Pero las botellas estaban vacías. "Yo pago una", dijo el señor Tourmevau. "Yo también", anunció el señor Vasse. "Lo mismo yo", concluyó el señor Dupuis. Entonces todos aplaudieron.

La fiesta estaba armada. De vez en cuando, Luisa y Flora subían rápidamente, hacían una apresurada vuelta de vals, mientras que sus clientes, abajo, se impacientaban; luego volvían corriendo a su café, con el corazón henchido de pena.

A medianoche se bailaba aún.

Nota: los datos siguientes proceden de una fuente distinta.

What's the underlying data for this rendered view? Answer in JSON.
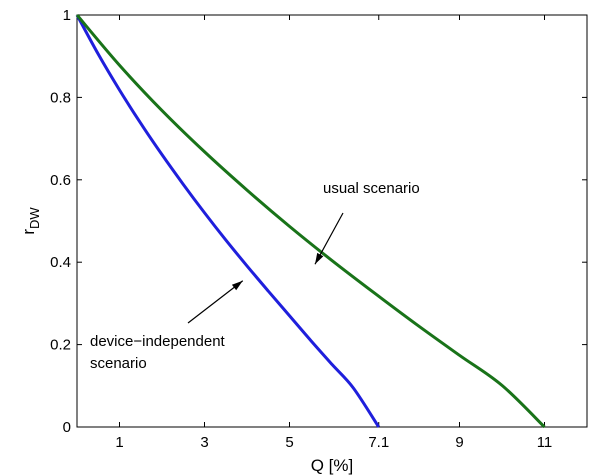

Algunas veces una de las muchachas desaparecía, y cuándo se la buscaba para un frente a frente, se daban cuenta en ese momento que un hombre también faltaba.

-¿De dónde vienen ustedes? -preguntó graciosamente el señor Phillippe, justo en el momento que el señor Pimpesse entraba con Fernanda.

-De ver dormir al señor Poulin -contestó el recaudador.

La frase tuvo un éxito enorme y todos sucesivamente subían a ver dormir al señor Poulin con una u otra de las señoritas que se mostraron de una complacencia inusual. Madame cerraba los ojos; tenía largo ratos privados con el señor Vasse como para ultimar los detalles de un affaire ya acordado.

Finalmente, a la una, los dos hombres casados, el señor Tournevau y Pimpesse, dijeron que se retiraban, y querían saldar sus cuentas. Se les cargó solamente el champaña, y, más aún a seis francos la botella en vez de diez francos, el precio de costumbre. Y como ellos se asombraron de esta generosidad, Madame, radiante, les respondió:

-Porque no todos los días es fiesta.